There’s also increased cost and complexity. Owners must pay for permits, signage, management, cleaning, and maintenance — all of which add up quickly. Running an Airbnb is not passive income; it requires hands-on work or a reliable property manager.
Another risk is seasonality. While the summer and holiday seasons are busy, occupancy can drop significantly in winter months, especially in neighborhoods further from major attractions or transport links.
Currency volatility and macroeconomic uncertainty are also worth noting. Fluctuations in the Turkish Lira, inflation, and rising operating expenses can all affect profitability.
Finally, building restrictions and local opposition are becoming more common. Some building management plans now explicitly prohibit short-term rentals, and local authorities are increasing enforcement and penalties for unlicensed operations.
Key Questions an Investor Should Ask
Before deciding to invest with the Airbnb / short-term rental model in Istanbul, here are some “due diligence” questions to run through:
Does the building permit tourism rentals?
Does the building management plan or apartment owners’ charter allow short-term rentals or is there a clause forbidding it?
Can you get unanimous consent from co-owners if needed?
Can you get the required tourism / STR permit?
Are there special requirements (inspections, proof of safety, fire code, etc.)?
What are the permit fees or administrative costs?
What are all the ongoing costs?
Management / cleaning / maintenance / utilities / repair costs (which tend to be higher per guest than in long-term leases).
Taxes, VAT obligations (if applicable), liability insurance.
Marketing / platform fees.
How seasonal is the area?
Can you maintain a sufficiently high occupancy or nightly rate off-season?
How far is the property from transportation, attractions, events, etc.?
What is the purchase price vs expected returns?
Calculate the yield: net income (after all costs) divided by the purchase price.
Compare to what long-term rental yield would be for the same property.
Legal risk and enforcement
Are authorities actively policing non-compliant rentals in your area?
What penalties could you face if you are non-compliant?
Are platforms cooperating in enforcement (e.g. requiring listings to show permit numbers)?
Exit strategy
If the STR route becomes too burdensome, can you switch to long-term lease?
Is the property in a location with solid demand for long-term tenants?
Conclusion: Is Airbnb Still a Good Investment in Istanbul?
Short answer: Yes — but only for the right properties, in the right locations, and with full compliance.
If you are buying a property that already meets or can reasonably meet the new regulatory requirements (permit, co-owner consent, building allows STRs), in a high-demand area, then STR via Airbnb could still offer significantly higher returns than long-term rental, especially when tourism is strong and when you manage operations well.
However, the “easy money” days are probably over.
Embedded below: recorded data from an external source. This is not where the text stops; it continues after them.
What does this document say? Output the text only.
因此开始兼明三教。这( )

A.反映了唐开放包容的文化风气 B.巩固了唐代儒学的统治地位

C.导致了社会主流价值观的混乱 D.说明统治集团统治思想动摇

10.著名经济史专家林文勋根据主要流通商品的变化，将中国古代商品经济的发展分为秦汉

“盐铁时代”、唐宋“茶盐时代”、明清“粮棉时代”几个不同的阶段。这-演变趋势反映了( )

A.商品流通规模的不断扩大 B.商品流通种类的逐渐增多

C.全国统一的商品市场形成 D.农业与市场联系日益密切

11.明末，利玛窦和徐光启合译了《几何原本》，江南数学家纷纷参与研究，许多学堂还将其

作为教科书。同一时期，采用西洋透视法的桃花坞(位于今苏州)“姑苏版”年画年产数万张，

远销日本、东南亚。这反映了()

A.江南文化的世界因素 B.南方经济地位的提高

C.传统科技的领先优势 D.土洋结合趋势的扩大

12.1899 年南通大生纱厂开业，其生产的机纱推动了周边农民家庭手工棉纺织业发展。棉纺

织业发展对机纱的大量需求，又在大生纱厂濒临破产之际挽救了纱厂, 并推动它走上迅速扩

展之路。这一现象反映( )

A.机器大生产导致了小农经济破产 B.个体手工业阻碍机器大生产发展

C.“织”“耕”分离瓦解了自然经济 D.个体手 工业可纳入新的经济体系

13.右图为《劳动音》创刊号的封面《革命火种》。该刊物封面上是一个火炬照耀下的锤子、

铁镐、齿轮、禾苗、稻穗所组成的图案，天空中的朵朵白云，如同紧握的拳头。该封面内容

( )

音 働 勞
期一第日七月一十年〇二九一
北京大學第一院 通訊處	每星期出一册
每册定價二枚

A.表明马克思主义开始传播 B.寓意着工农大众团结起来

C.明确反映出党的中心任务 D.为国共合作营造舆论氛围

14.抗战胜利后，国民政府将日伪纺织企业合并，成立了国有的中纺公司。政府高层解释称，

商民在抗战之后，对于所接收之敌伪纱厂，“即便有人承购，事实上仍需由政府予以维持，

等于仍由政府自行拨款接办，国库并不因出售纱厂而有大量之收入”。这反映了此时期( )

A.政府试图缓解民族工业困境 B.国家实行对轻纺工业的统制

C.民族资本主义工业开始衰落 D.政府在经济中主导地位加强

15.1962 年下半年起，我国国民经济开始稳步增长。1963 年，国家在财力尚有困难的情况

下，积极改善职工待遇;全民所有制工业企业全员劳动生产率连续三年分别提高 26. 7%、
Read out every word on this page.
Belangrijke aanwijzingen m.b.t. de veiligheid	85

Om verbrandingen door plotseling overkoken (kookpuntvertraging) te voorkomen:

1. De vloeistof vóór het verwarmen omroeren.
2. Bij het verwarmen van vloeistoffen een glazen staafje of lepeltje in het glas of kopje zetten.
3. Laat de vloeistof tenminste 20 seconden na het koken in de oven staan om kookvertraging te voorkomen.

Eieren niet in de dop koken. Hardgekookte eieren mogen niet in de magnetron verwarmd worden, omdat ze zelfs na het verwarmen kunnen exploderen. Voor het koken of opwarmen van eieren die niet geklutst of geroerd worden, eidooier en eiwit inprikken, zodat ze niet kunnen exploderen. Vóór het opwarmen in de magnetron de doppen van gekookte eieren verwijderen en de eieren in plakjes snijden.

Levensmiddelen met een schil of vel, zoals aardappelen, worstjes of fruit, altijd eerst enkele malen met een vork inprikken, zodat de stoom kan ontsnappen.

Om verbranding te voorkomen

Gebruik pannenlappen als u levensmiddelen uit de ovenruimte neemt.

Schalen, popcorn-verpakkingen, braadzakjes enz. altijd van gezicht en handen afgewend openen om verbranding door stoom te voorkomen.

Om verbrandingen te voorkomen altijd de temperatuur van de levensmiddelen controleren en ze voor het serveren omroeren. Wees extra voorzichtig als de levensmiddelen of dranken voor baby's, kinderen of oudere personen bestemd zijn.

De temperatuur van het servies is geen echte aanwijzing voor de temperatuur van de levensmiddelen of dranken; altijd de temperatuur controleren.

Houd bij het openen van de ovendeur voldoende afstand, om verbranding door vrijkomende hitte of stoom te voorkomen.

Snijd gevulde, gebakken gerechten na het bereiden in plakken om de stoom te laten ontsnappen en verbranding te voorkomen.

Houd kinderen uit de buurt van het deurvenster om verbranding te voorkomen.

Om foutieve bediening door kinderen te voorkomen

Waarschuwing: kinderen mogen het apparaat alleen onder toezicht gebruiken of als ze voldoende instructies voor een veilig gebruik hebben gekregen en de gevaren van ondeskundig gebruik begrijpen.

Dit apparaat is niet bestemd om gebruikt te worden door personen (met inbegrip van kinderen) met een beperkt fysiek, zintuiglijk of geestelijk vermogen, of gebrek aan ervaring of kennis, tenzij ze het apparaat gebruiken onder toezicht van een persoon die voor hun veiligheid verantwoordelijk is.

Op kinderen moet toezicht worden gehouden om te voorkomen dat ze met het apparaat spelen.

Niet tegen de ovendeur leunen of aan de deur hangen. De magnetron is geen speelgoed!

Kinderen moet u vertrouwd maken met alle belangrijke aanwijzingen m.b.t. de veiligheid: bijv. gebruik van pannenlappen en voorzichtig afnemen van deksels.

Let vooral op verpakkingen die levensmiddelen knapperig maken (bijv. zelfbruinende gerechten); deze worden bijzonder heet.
The regulatory overhead, risk of non-compliance, rising costs, inflation, and variability all mean that you must do careful calculations. Properties that are out of the way, or that face permitting obstacles, may end up being much less profitable, or even loss-making, once you account for all costs, taxes, and risks.
If I were advising a client, I would recommend:
Start small — try with one property that is fully compliant, see how the numbers work in real life.
Use local expertise — legal advisors, property managers, accountants who understand the new Airbnb law and tax situation.
Monitor regulations closely — laws can be enforced more strictly, new decrees or local rules may appear.